Das gefiel Kim aber gar nicht, weswegen er eine Wischbewegung Richtung James' Gesicht ausführte. Dass er den Kolumbianer dabei knapp nicht erwischte, hinter diesen nicht daran, theatralisch zu Boden zu gehen (Hier geht's zum Video). Keiner der Akteure wurde vom Schiedsrichter bestraft.

Cardona hatte sich in der zweiten Halbzeit zur in Südkorea als rassistische Geste ausgelegten Schlitzaugen-Aktion hinreißen lassen. "Ich bin keine aggressive Person, meine Emotionen haben mir einen Streich gespielt", sagte Cardona, der sich anschließend entschuldigte. "Ich wollte niemanden beleidigen, kein Land und eine bestimmte Rasse.
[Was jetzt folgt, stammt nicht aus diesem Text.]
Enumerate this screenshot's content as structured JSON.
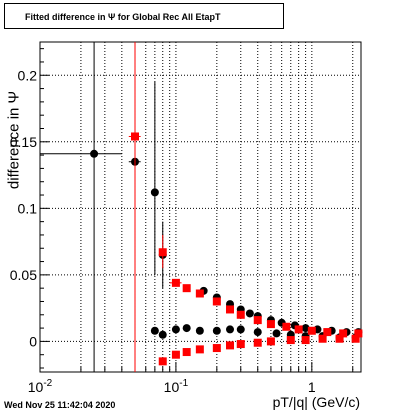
{
  "title": "Fitted difference in  Ψ  for Global Rec All EtapT",
  "timestamp": "Wed Nov 25 11:42:04 2020",
  "chart_data": {
    "type": "scatter",
    "title": "Fitted difference in  Ψ  for Global Rec All EtapT",
    "xlabel": "pT/|q| (GeV/c)",
    "ylabel": "difference in  Ψ",
    "xscale": "log",
    "xlim": [
      0.01,
      2.3
    ],
    "ylim": [
      -0.023,
      0.225
    ],
    "grid": true,
    "x_ticks": [
      {
        "value": 0.01,
        "label": "10^-2"
      },
      {
        "value": 0.1,
        "label": "10^-1"
      },
      {
        "value": 1,
        "label": "1"
      }
    ],
    "y_ticks": [
      {
        "value": 0,
        "label": "0"
      },
      {
        "value": 0.05,
        "label": "0.05"
      },
      {
        "value": 0.1,
        "label": "0.1"
      },
      {
        "value": 0.15,
        "label": "0.15"
      },
      {
        "value": 0.2,
        "label": "0.2"
      }
    ],
    "series": [
      {
        "color": "#000000",
        "marker": "circle",
        "points": [
          {
            "x": 0.025,
            "y": 0.141,
            "xlo": 0.01,
            "xhi": 0.04,
            "ylo": -0.023,
            "yhi": 0.225
          },
          {
            "x": 0.05,
            "y": 0.135,
            "xlo": 0.045,
            "xhi": 0.055
          },
          {
            "x": 0.07,
            "y": 0.112,
            "ylo": 0.05,
            "yhi": 0.195
          },
          {
            "x": 0.08,
            "y": 0.065,
            "ylo": 0.04,
            "yhi": 0.09
          },
          {
            "x": 0.07,
            "y": 0.008
          },
          {
            "x": 0.08,
            "y": 0.005
          },
          {
            "x": 0.1,
            "y": 0.009
          },
          {
            "x": 0.12,
            "y": 0.01
          },
          {
            "x": 0.15,
            "y": 0.008
          },
          {
            "x": 0.2,
            "y": 0.008
          },
          {
            "x": 0.25,
            "y": 0.009
          },
          {
            "x": 0.3,
            "y": 0.009
          },
          {
            "x": 0.4,
            "y": 0.007
          },
          {
            "x": 0.55,
            "y": 0.006
          },
          {
            "x": 0.7,
            "y": 0.005
          },
          {
            "x": 0.9,
            "y": 0.004
          },
          {
            "x": 1.2,
            "y": 0.004
          },
          {
            "x": 1.6,
            "y": 0.003
          },
          {
            "x": 2.1,
            "y": 0.003
          },
          {
            "x": 0.16,
            "y": 0.038
          },
          {
            "x": 0.2,
            "y": 0.033
          },
          {
            "x": 0.25,
            "y": 0.028
          },
          {
            "x": 0.3,
            "y": 0.024
          },
          {
            "x": 0.35,
            "y": 0.021
          },
          {
            "x": 0.4,
            "y": 0.019
          },
          {
            "x": 0.5,
            "y": 0.016
          },
          {
            "x": 0.6,
            "y": 0.014
          },
          {
            "x": 0.75,
            "y": 0.012
          },
          {
            "x": 0.9,
            "y": 0.01
          },
          {
            "x": 1.1,
            "y": 0.009
          },
          {
            "x": 1.4,
            "y": 0.008
          },
          {
            "x": 1.8,
            "y": 0.007
          },
          {
            "x": 2.2,
            "y": 0.007
          }
        ]
      },
      {
        "color": "#ff0000",
        "marker": "square",
        "points": [
          {
            "x": 0.05,
            "y": 0.154,
            "xlo": 0.045,
            "xhi": 0.055,
            "ylo": -0.023,
            "yhi": 0.225
          },
          {
            "x": 0.08,
            "y": 0.067,
            "ylo": 0.055,
            "yhi": 0.08
          },
          {
            "x": 0.1,
            "y": 0.044,
            "xlo": 0.09,
            "xhi": 0.11
          },
          {
            "x": 0.12,
            "y": 0.04
          },
          {
            "x": 0.15,
            "y": 0.036
          },
          {
            "x": 0.2,
            "y": 0.03
          },
          {
            "x": 0.25,
            "y": 0.024
          },
          {
            "x": 0.3,
            "y": 0.02
          },
          {
            "x": 0.4,
            "y": 0.016
          },
          {
            "x": 0.5,
            "y": 0.013
          },
          {
            "x": 0.65,
            "y": 0.011
          },
          {
            "x": 0.8,
            "y": 0.009
          },
          {
            "x": 1.0,
            "y": 0.008
          },
          {
            "x": 1.3,
            "y": 0.007
          },
          {
            "x": 1.7,
            "y": 0.006
          },
          {
            "x": 2.2,
            "y": 0.006
          },
          {
            "x": 0.08,
            "y": -0.015
          },
          {
            "x": 0.1,
            "y": -0.01
          },
          {
            "x": 0.12,
            "y": -0.008
          },
          {
            "x": 0.15,
            "y": -0.006
          },
          {
            "x": 0.2,
            "y": -0.005
          },
          {
            "x": 0.25,
            "y": -0.003
          },
          {
            "x": 0.3,
            "y": -0.002
          },
          {
            "x": 0.4,
            "y": -0.001
          },
          {
            "x": 0.5,
            "y": 0.0
          },
          {
            "x": 0.7,
            "y": 0.001
          },
          {
            "x": 0.9,
            "y": 0.001
          },
          {
            "x": 1.2,
            "y": 0.002
          },
          {
            "x": 1.6,
            "y": 0.002
          },
          {
            "x": 2.1,
            "y": 0.002
          }
        ]
      }
    ]
  }
}
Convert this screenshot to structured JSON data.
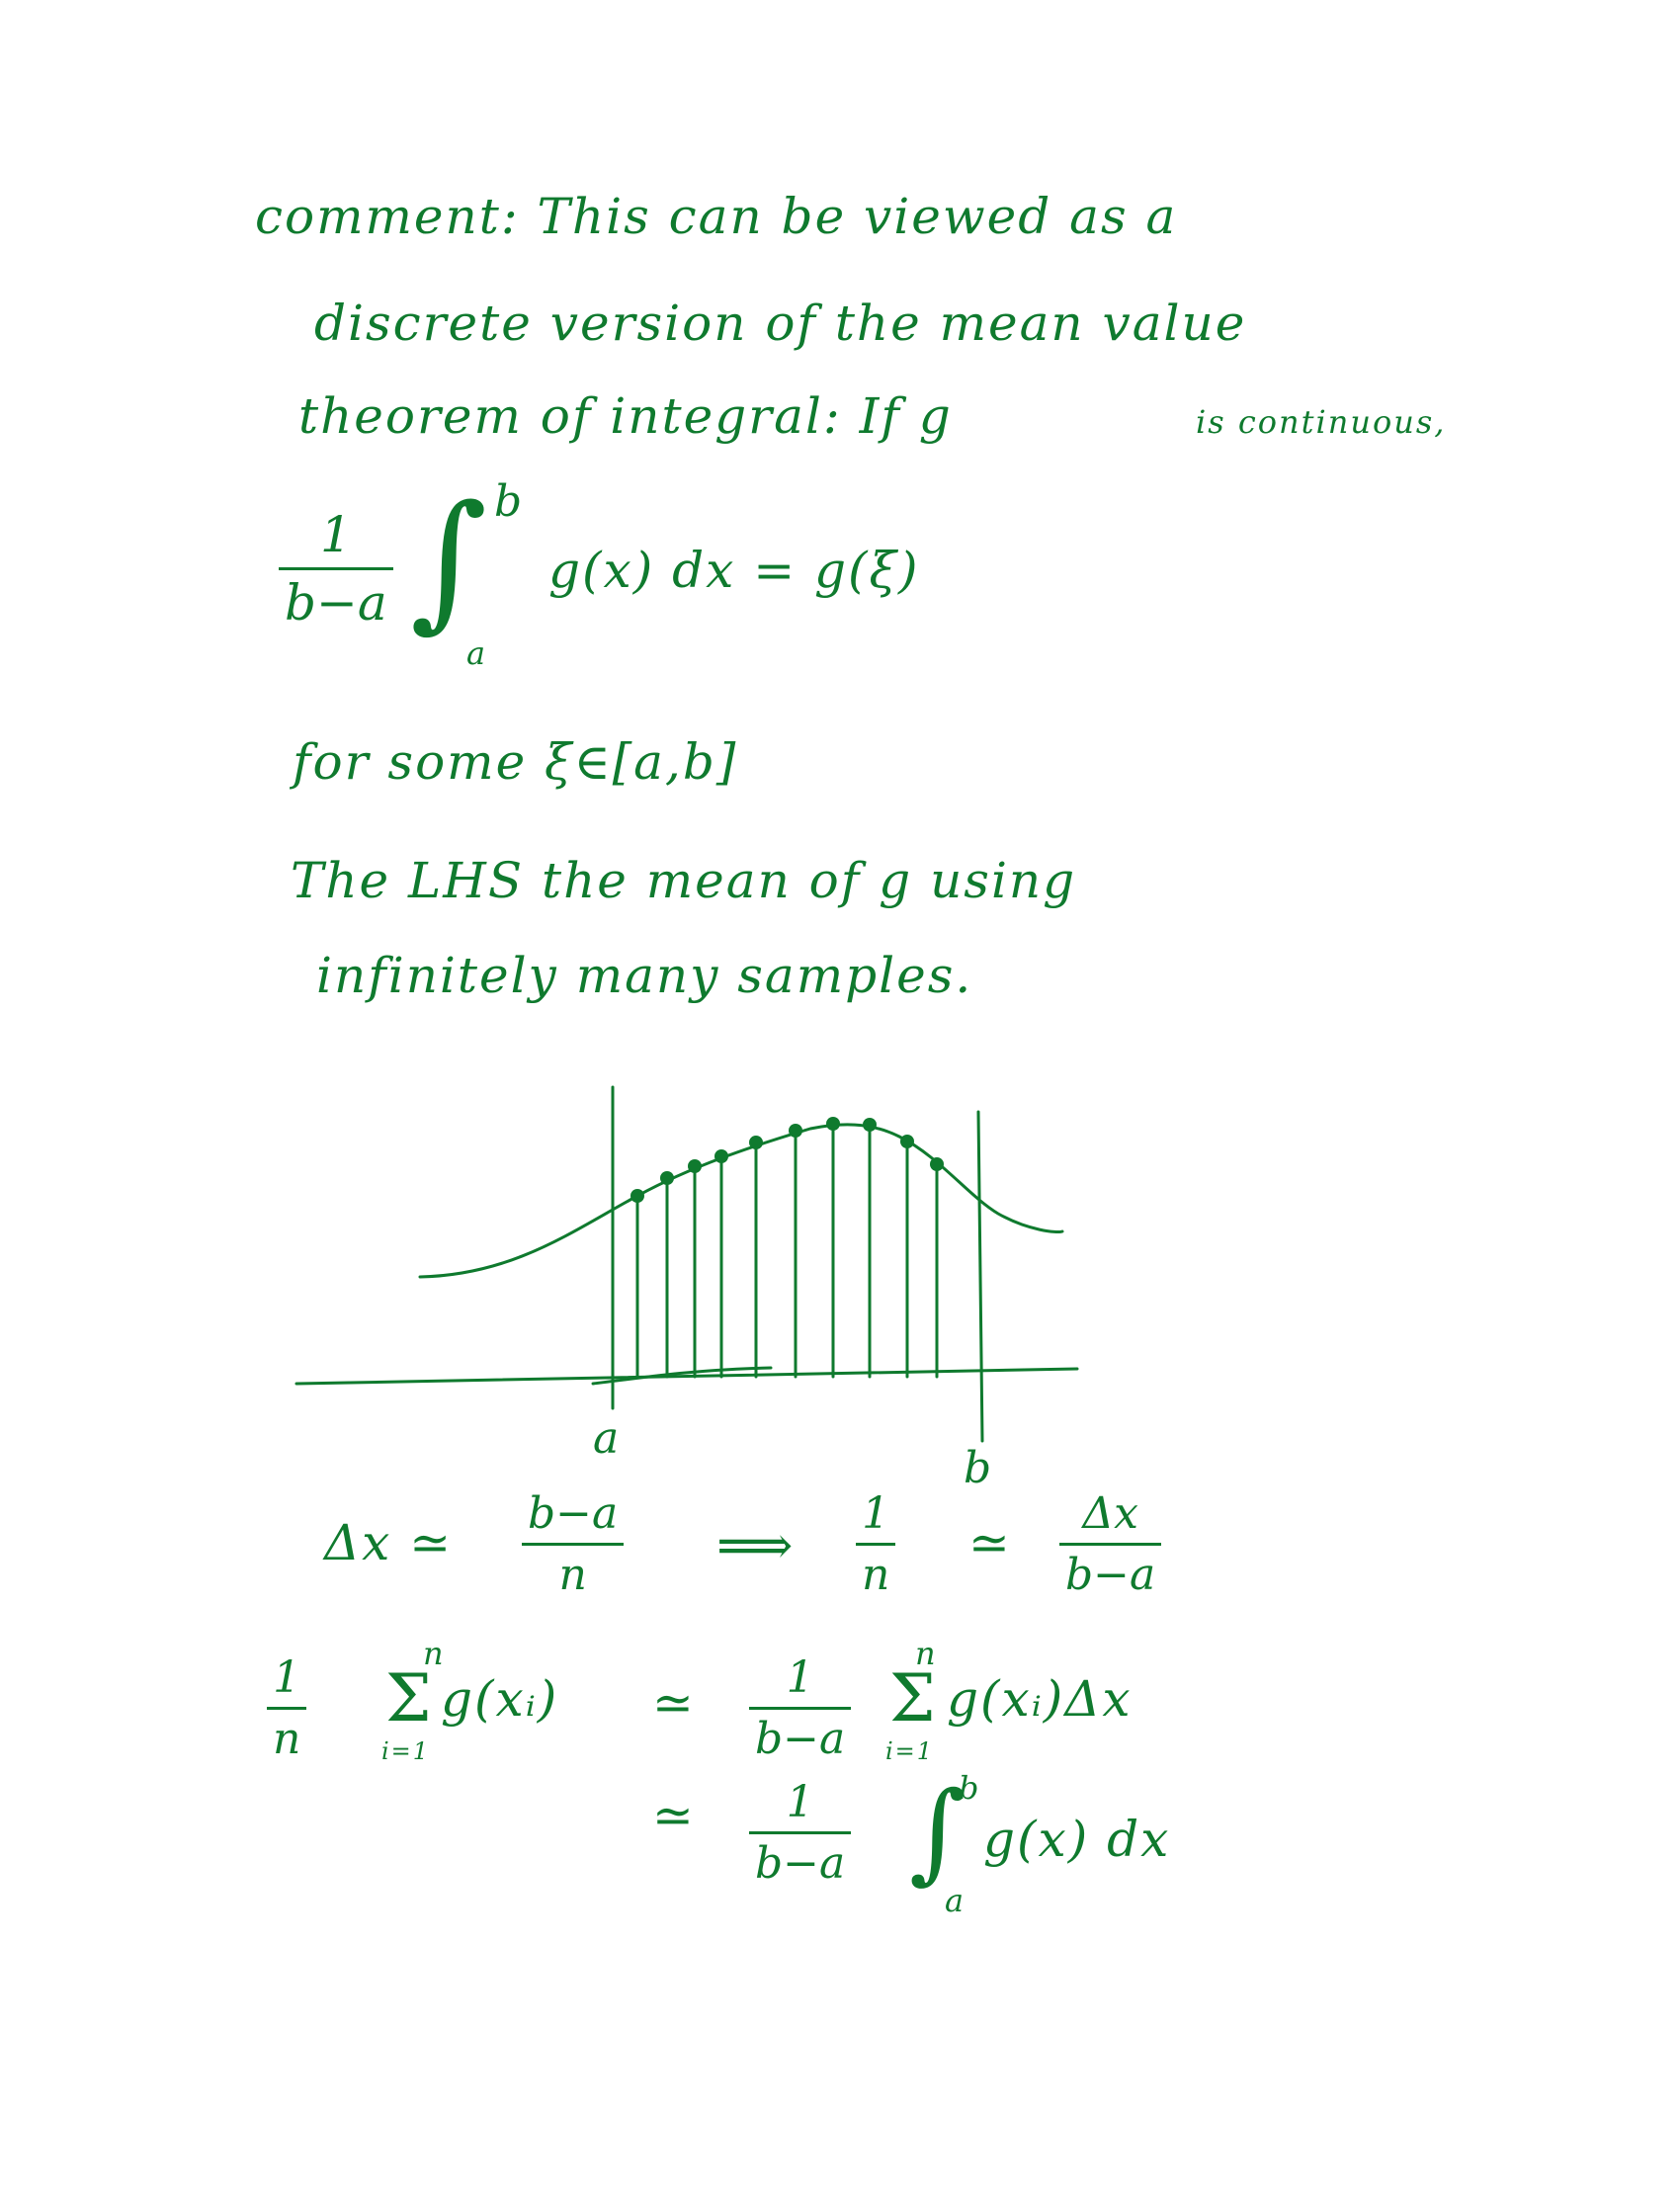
{
  "note": {
    "line1": "comment: This can be viewed as a",
    "line2": "discrete version of the mean value",
    "line3_main": "theorem of integral: If g",
    "line3_small": "is continuous,",
    "mvt": {
      "frac_num": "1",
      "frac_den": "b−a",
      "int_upper": "b",
      "int_lower": "a",
      "integrand": "g(x) dx = g(ξ)"
    },
    "line_some": "for some ξ∈[a,b]",
    "line_lhs": "The LHS the mean of g using",
    "line_inf": "infinitely many samples."
  },
  "figure": {
    "label_a": "a",
    "label_b": "b"
  },
  "relations": {
    "row1": {
      "dx_lhs": "Δx ≃",
      "frac1_num": "b−a",
      "frac1_den": "n",
      "implies": "⟹",
      "frac2_num": "1",
      "frac2_den": "n",
      "approx": "≃",
      "frac3_num": "Δx",
      "frac3_den": "b−a"
    },
    "row2": {
      "frac_num": "1",
      "frac_den": "n",
      "sum_top": "n",
      "sum_bottom": "i=1",
      "sum_symbol": "Σ",
      "term": "g(xᵢ)",
      "approx": "≃",
      "rfrac_num": "1",
      "rfrac_den": "b−a",
      "rsum_top": "n",
      "rsum_bottom": "i=1",
      "rterm": "g(xᵢ)Δx"
    },
    "row3": {
      "approx": "≃",
      "frac_num": "1",
      "frac_den": "b−a",
      "int_upper": "b",
      "int_lower": "a",
      "integrand": "g(x) dx"
    }
  },
  "colors": {
    "ink": "#0f7a2e",
    "background": "#ffffff"
  }
}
Falls jemand jedoch dies so interpretiert, entschuldige ich mich dafür", sendete der kolumbianische Verband einen Video-Post des Spielers via Twitter.

Der südkoreanische Kapitän Ki Sung-Yueng hatte die Geste des Kolumbianers verurteilt: "Dieses rassistische Verhalten ist inakzeptabel."

Cardona mit rassistischer Geste

Bayern-Trainer Jupp Heynckes hatte bereits am vergangenen Samstag die Länderspielreise seines Schützlings James kritisiert: "Das ist ein mittlerer Wahnsinn. James fliegt nach Südkorea und von da nach China. Das ist nicht nachvollziehbar. Man verlangt den Spielern Dinge ab, die vom physiologischen gar nicht möglich sind." Südkorea testet am Dienstag gegen Serbien, die Kolumbianer spielen in China.

Kolumbien und Südkorea haben sich direkt für die WM 2018 in Russland qualifiziert. Die Kolumbianer hatten sich als Vierter der südamerikanischen Eliminatorias einen Platz bei der Endrunde gesichert. Der südkoreanischen Auswahl, die bis Juni vom deutschen Trainer Ulli Stielike trainiert worden war, reichte der zweite Platz in der Gruppe hinter dem Iran für die zehnte WM-Teilnahme.